Have you ever come across a piece of ancient art that looked suspiciously…modern? It’s hard to believe that Cycladic figures, with their sleek minimalist outlines, were made more than 4,000 years before sculptors Constantin Brancusi and Henry Moore came along. The stark silhouettes of the figures on a Greek vase may appear like something out of a graphic novel or a German Expressionist woodcut, while a mummy portrait could seem almost as recent as a Picasso painting.
In the way they’re displayed, ancient objects like these really are modern. Divorced from their original settings, they’re presented as independent works of art (a modern idea) in a museum gallery setting (a modern invention).
But there’s another reason ancient art may look modern, one explored in the new exhibition Modern Antiquity: Picasso, de Chirico, Léger, and Picabia in the Presence of the Antique at the Getty Villa. In the early 20th century, Pablo Picasso, Giorgio de Chirico, Fernand Léger, and Francis Picabia created contemporary interpretations of ancient art that still influence the way we see it today. These artists made antiquity modern.
Even if you can’t immediately call to mind de Chirico’s cityscapes or Léger’s nudes, you’ve probably seen echoes of them in advertising or magazines, TV or movies. And these popular images travel with you when you visit a museum. “When you walk into a gallery of ancient art, you see an object and try to compare it to something you’ve seen before—and that frame of reference is directly or indirectly shaped by the artists in the exhibition,” said Jens Daehner, curator of antiquities, who organized the exhibition with modern art specialist Christopher Green.

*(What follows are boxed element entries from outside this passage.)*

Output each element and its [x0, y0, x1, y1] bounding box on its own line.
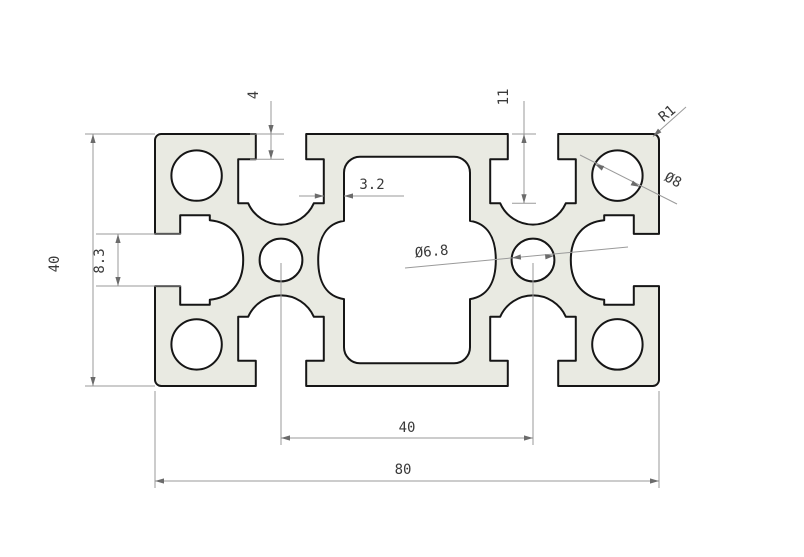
profile-cross-section: [155, 134, 659, 386]
dim-wall-thickness: 3.2: [299, 177, 404, 199]
arrowhead: [545, 254, 554, 259]
arrowhead: [512, 254, 521, 259]
profile-drawing: 40 8.3 4 11 3.2 Ø6.8: [0, 0, 804, 557]
arrowhead: [315, 193, 324, 198]
arrowhead: [268, 150, 273, 159]
dim-corner-hole-label: Ø8: [662, 169, 684, 191]
dim-corner-radius: R1: [653, 102, 686, 136]
arrowhead: [524, 435, 533, 440]
arrowhead: [90, 377, 95, 386]
arrowhead: [521, 134, 526, 143]
dim-width-label: 80: [395, 462, 412, 478]
dim-mouth-depth-label: 4: [246, 91, 262, 99]
arrowhead: [281, 435, 290, 440]
dim-center-hole-label: Ø6.8: [414, 243, 449, 262]
arrowhead: [90, 134, 95, 143]
arrowhead: [344, 193, 353, 198]
arrowhead: [650, 478, 659, 483]
arrowhead: [155, 478, 164, 483]
dim-height-label: 40: [47, 256, 63, 273]
dim-corner-radius-label: R1: [656, 102, 679, 125]
dim-overall-width: 80: [155, 391, 659, 488]
dim-end-slot-label: 8.3: [92, 248, 108, 273]
arrowhead: [115, 277, 120, 286]
dim-end-slot-opening: 8.3: [92, 234, 181, 286]
arrowhead: [268, 125, 273, 134]
dim-hole-spacing-label: 40: [399, 420, 416, 436]
drawing-canvas: 40 8.3 4 11 3.2 Ø6.8: [0, 0, 804, 557]
dim-wall-label: 3.2: [359, 177, 384, 193]
arrowhead: [595, 164, 604, 170]
arrowhead: [115, 234, 120, 243]
arrowhead: [521, 194, 526, 203]
dim-cavity-depth-label: 11: [496, 89, 512, 106]
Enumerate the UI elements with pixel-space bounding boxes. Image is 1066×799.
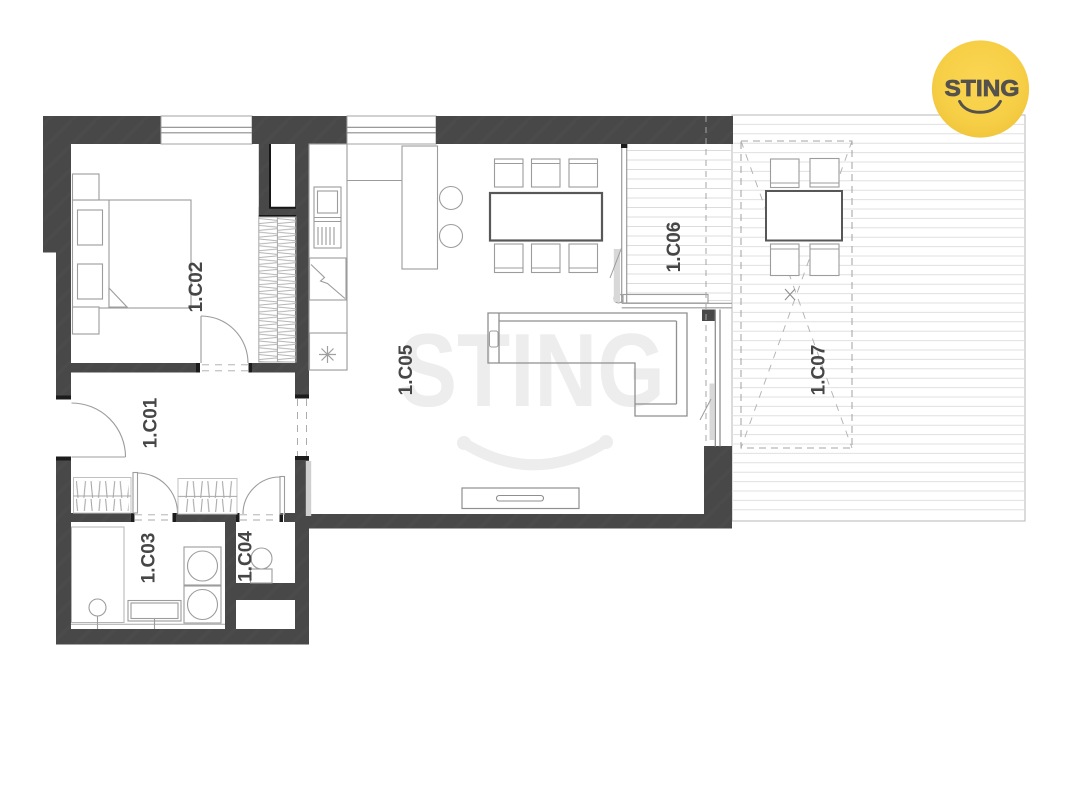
svg-text:1.C05: 1.C05 bbox=[396, 344, 417, 395]
svg-text:1.C06: 1.C06 bbox=[664, 222, 685, 273]
svg-text:1.C04: 1.C04 bbox=[236, 531, 257, 582]
svg-text:STING: STING bbox=[399, 313, 665, 429]
svg-text:1.C03: 1.C03 bbox=[139, 533, 160, 584]
svg-text:1.C02: 1.C02 bbox=[186, 262, 207, 313]
svg-text:STING: STING bbox=[945, 75, 1020, 101]
svg-text:1.C07: 1.C07 bbox=[809, 345, 830, 396]
svg-text:1.C01: 1.C01 bbox=[141, 397, 162, 448]
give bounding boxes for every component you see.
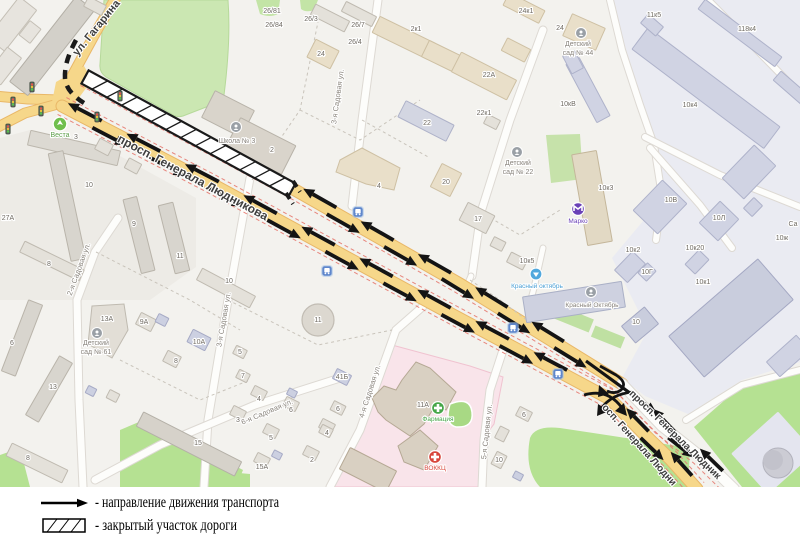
svg-text:10к4: 10к4 xyxy=(683,102,698,109)
svg-text:10к5: 10к5 xyxy=(520,258,535,265)
svg-text:17: 17 xyxy=(474,216,482,223)
svg-text:10: 10 xyxy=(85,182,93,189)
svg-text:13: 13 xyxy=(49,384,57,391)
svg-text:5: 5 xyxy=(269,435,273,442)
svg-text:6: 6 xyxy=(336,406,340,413)
svg-text:26/84: 26/84 xyxy=(265,22,283,29)
svg-text:24: 24 xyxy=(317,51,325,58)
svg-text:10В: 10В xyxy=(665,197,678,204)
svg-text:7: 7 xyxy=(241,373,245,380)
svg-text:Детский: Детский xyxy=(505,159,531,167)
svg-text:6: 6 xyxy=(10,340,14,347)
svg-text:2к1: 2к1 xyxy=(411,26,422,33)
svg-text:26/7: 26/7 xyxy=(351,22,365,29)
svg-text:11к5: 11к5 xyxy=(647,12,661,19)
svg-text:10к3: 10к3 xyxy=(599,185,614,192)
svg-text:10к20: 10к20 xyxy=(686,245,705,252)
svg-text:10Г: 10Г xyxy=(641,269,653,276)
svg-text:118к4: 118к4 xyxy=(738,26,756,33)
svg-text:10кВ: 10кВ xyxy=(560,101,576,108)
svg-text:27А: 27А xyxy=(2,215,15,222)
svg-text:2: 2 xyxy=(270,147,274,154)
svg-text:10Л: 10Л xyxy=(713,215,726,222)
svg-text:10ж: 10ж xyxy=(776,235,789,242)
svg-text:10: 10 xyxy=(225,278,233,285)
svg-text:8: 8 xyxy=(174,358,178,365)
svg-text:9: 9 xyxy=(132,221,136,228)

“We all have a modern pair of glasses on,” Jens told me. “We forget we have them on, and it’s nearly impossible to remove them.”
One good place to test these glasses is in the room of the exhibition that features this ancient Greek stone head framed against painted still lives by Léger, Picasso, and de Chirico that incorporate plaster busts. It’s one of numerous thought-provoking juxtapositions of modern paintings with ancient objects that evoke what fascinated 20th-century artists about the classical.
The head, with its androgynous features and blank stare, looks strikingly modern; weirdly, almost more modern than the painted heads behind it. Parts are missing, which makes it particularly open to interpretation. Even if you don’t realize it, you’re probably filling in what’s missing with visual references from your mental library, references that most likely come from modern art and popular visual culture, not ancient Greece.
And that’s not necessarily a bad thing. After all, this way of looking at art—projecting our own experience onto the mute fragments of the past—is how Picasso, de Chirico, Léger, and Picabia (among numerous others) created their innovative paintings in the first place.
So even if we can’t remove our modern glasses, Jens assured me, “my hope is that you can discover why an ancient piece intrigues you. After you go through the exhibition, I hope you carry that experience into the permanent collection galleries and start to see things differently. That would be tremendous.”